Esercito, tatuaggi, Sindacato dei Militari: militari reparti d’élite paragonati a delinquenti? Capo di stato maggiore chieda scusa

I tatuaggi per moltissimi militari sono un segno distintivo e di appartenenza al reparto. Si pensi ad esempio ai ranger o ai paracadutisti della brigata Folgore o della brigata Sassari. Reparti d’élite dove il tatuaggio non è solo un simbolo di appartenenza ma è una tradizione, eppure lo stato maggiore dell’Esercito lo scorso 7 marzo ha avviato un nuovo censimento, paventando sanzioni disciplinari e citando “l’uomo delinquente” descritto nel 1876 da Cesare Lombroso.

È evidente che le menti eccellenti dello stato maggiore dell’Esercito che hanno dato il via a questa nuova battaglia contro i tatuaggi non hanno nulla di più importante e serio da fare altrimenti non avrebbero perso tempo e soldi dei contribuenti per obbligare il personale, uomini e donne della forza armata, di sottoporsi a un nuovo censimento per scovare eventuali tatuaggi presenti su qualsiasi parte dei loro corpi che siano incompatibili con quanto previsto dalla direttiva, cioè che abbiano contenuti osceni, con riferimenti sessuali, razzisti, di discriminazione religiosa o che comunque possano portare discredito alle Istituzioni della Repubblica Italiana ed alle Forze Armate.

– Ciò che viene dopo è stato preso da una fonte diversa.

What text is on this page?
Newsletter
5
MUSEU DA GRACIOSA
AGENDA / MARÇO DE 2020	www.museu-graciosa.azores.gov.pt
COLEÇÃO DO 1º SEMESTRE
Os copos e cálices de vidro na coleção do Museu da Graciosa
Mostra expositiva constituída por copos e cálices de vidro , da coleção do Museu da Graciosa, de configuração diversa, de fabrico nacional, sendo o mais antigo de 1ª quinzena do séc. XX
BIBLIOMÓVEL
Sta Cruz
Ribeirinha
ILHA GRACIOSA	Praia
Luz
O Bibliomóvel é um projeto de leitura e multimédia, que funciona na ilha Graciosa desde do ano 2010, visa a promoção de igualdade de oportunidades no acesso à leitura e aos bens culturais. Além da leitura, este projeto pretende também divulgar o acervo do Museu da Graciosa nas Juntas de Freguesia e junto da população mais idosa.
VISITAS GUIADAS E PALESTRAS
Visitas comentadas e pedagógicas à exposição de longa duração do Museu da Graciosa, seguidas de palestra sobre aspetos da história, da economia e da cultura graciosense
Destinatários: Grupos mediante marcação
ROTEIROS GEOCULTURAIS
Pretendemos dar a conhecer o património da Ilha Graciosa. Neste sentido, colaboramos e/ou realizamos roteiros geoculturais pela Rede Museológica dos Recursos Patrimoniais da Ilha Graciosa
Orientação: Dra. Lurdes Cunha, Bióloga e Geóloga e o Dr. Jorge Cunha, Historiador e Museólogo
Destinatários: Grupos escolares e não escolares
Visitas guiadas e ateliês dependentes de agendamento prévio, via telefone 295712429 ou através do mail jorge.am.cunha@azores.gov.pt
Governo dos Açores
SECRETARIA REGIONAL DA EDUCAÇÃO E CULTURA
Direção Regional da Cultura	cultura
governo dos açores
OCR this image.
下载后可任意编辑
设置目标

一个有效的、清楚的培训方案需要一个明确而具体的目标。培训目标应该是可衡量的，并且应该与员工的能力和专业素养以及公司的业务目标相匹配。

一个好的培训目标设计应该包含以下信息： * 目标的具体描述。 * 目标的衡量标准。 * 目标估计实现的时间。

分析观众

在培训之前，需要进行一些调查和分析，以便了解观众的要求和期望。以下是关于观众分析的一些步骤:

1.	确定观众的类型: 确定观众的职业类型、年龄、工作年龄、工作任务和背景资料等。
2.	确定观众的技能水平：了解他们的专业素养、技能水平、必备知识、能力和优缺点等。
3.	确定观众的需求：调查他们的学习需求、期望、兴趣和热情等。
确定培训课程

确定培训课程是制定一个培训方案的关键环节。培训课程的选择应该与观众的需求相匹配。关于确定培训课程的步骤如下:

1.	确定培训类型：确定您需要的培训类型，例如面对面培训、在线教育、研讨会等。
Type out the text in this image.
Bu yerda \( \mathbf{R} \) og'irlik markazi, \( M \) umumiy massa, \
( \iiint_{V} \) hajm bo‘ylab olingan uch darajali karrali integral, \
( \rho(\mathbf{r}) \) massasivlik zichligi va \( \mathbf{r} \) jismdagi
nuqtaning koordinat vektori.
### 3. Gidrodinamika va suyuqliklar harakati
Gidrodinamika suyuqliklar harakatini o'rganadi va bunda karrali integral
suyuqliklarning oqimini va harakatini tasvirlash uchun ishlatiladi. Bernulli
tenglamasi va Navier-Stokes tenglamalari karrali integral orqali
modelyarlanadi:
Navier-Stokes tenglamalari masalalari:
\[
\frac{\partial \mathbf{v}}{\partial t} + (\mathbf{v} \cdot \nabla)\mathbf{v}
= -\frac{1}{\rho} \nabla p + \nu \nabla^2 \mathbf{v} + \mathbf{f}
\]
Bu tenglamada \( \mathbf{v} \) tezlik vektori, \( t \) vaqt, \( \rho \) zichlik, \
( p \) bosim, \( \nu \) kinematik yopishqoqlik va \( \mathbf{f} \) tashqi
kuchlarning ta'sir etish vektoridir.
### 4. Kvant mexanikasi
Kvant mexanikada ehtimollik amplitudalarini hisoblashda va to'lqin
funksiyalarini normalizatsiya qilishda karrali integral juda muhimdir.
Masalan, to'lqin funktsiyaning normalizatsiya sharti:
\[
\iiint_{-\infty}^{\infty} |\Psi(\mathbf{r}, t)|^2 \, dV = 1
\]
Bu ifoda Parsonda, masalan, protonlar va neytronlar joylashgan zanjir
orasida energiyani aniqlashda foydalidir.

Purtroppo anche in questa nuova crociata contro la più antica forma di espressione della personalità umana il vertice dell’Esercito non si fatto alcuno scrupolo nel citare, tra i riferimenti storici e sociali, anche il saggio “l’uomo delinquente” pubblicato nel 1876 da Cesare Lombroso avendo grande cura di precisare che l’autore “mette in stretta correlazione il tatuaggio e la degenerazione morale innata del delinquente: il segno tatuato è ritenuto fra quelle anomalie anatomiche in grado di far riconoscere il tipo antropologico del delinquente”. “Secondo il Lombroso – prosegue l’arguta disposizione dello Stato Maggiore dell’Esercito -, il delinquente nato mostra specifiche caratteristiche antropologiche che lo avvicinano agli animali e agli uomini primitivi e l’atto di tatuarsi di criminali recidivi è sintomo di una regressione allo stato primitivo e selvatico.”.

A prescindere dalla liceità o meno delle modalità con cui viene effettuato il censimento riteniamo che questa sia l’ennesima azione dei vertici dell’Esercito sintomatica di una pericolosa deriva antidemocratica d’altri tempi dalla quale riteniamo di dover prendere le opportune distanze.

Per questi motivi, nell’invitare gli uomini e le donne dell’Esercito a prendere le opportune distanze da simili atti di arroganza e quindi a restituire al mittente, senza compilarla, l’assurda dichiarazione sulla presenza di tatuaggi sul corpo, riteniamo anche di dover invitare il Capo di Stato maggiore dell’Esercito prima a prendere severi provvedimenti nei confronti dell’autore di tale assurda disposizione e poi a chiedere scusa agli uomini e alle donne della forza armata che sfoggiano con orgoglio sui loro corpi i tatuaggi come libertà di espressione, individualità, unicità o spirito di corpo e appartenenza al reparto nel quale servono con onore e fedeltà la nazione, perché, ancorché indirettamente, ha inteso paragonarli a “l’uomo delinquente” descritto da Cesare Lombroso.